Monday, February 27, 2017

Even Pa Went To The Store

Some of the Mr.'s ancestors working in the field.

     "I want to live off the land, just like my ancestors did."  

     Ummmm... what?  In an ongoing quest to be more sustainable, people often turn to their ancestors to find answers (even us).  Thoughts of their grandparents picking huckleberries and hoeing their gardens during the Great Depression, their great great grandparents camping in covered wagons on the open prairie with hundreds of buffalo off in the distance, and their namesakes in a new world carving a life in the woodlands of the east, come to mind.   Yet, there is something we forget, or maybe our idealistic desires tend to ignore or overlook, the simple fact that even Pa went to the store.  

     I know, I know.  It sounds crazy, but the more I think about this whole "completely sustainable" lifestyle many of us would love to have, the more crazy it all seems.

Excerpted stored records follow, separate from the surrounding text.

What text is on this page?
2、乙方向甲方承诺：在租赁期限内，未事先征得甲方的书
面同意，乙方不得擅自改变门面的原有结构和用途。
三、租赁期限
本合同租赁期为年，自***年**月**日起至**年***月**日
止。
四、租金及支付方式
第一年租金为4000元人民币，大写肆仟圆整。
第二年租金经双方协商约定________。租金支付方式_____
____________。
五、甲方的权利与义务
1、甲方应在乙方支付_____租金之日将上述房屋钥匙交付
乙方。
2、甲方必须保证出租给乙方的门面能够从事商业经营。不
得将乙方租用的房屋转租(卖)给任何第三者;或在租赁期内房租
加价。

My great grandmother (the little girl) and her relatives picking beans in 1918.

     Think about Laura Ingalls Wilder, arguably the most famous pioneer in America.  She was born just a few years after the American Civil War, and traveled westward with her family towards Indian Territory.  In her very first book of the Little House series set deep in the Wisconsin woods in Little House in the Big Woods, as soon as the crops came in after the season's sugar snow, the whole family piled into a wagon and made the seven-mile trek to Pepin, and they traded at the store in the chapter "Going to TOWN."  Why?  Because even though the Ingalls family were growing crops, Ma needed calico for clothing, Pa wanted tobacco for his pipe, and the family desired store bought sugar (instead of sugar made from their maple syrup) and tea (not to mention candy for Laura and Mary).  

     By the next book in the series, Little House on the Prairie, they were now in route from Wisconsin to Oklahoma.  After settling in Oklahoma and putting up a homestead, Pa left and made the four-day long 'round trip to Independence in the chapter "Pa Goes To Town."  Why?  Because, once again, they couldn't grow everything they needed on the prairie.  Once again, they were after that store bought sugar among the other goods they needed including window pane glass, nails, fat pork, salt, and cornmeal.

     Once you stop and really think about it, the Ingalls family wasn't really living off the land at all!    In fact, as the books progressed, the family became more and more entrenched in the life of towns, and less and less worried about being completely sustainable.  By The Long Winter, Pa Ingalls and the townspeople didn't almost run out of food because they didn't plant enough, it's because the trains couldn't make it through and therefore there was none to buy.  It left me thinking maybe our ancestors didn't want to be sustainable after all.  Maybe they were trying to live a sustainable lifestyle because they had to.  

My great grandmother and two of her brothers feeding the poultry in 1919.

    So here we all are trying our best, striving to live the way our ancestors did, when in reality, they may have wanted nothing more than to the live the lifestyle we are presently trying to escape.  It certainly makes me think.  What do you think?  Did our ancestors desire to be sustainable, or were they trying to be sustainable because they needed to in order to survive?

My great great grandmother with the family cow in 1918.

1 comment:

  1. I believe that they did so to survive. That's how they were raised and all they knew.There were no strip malls and big box stores. It's a hard life and people were attracted to what to them would make a simpler life, so it's funny how that now we look back to that as simpler. For me this life style is about growing and raising my own food so that I know what I'm eating, loving nature and being able to live in the country and learning to live with less. For me this creates a sense of peace that I never had when I lived in the burbs with a 9-5.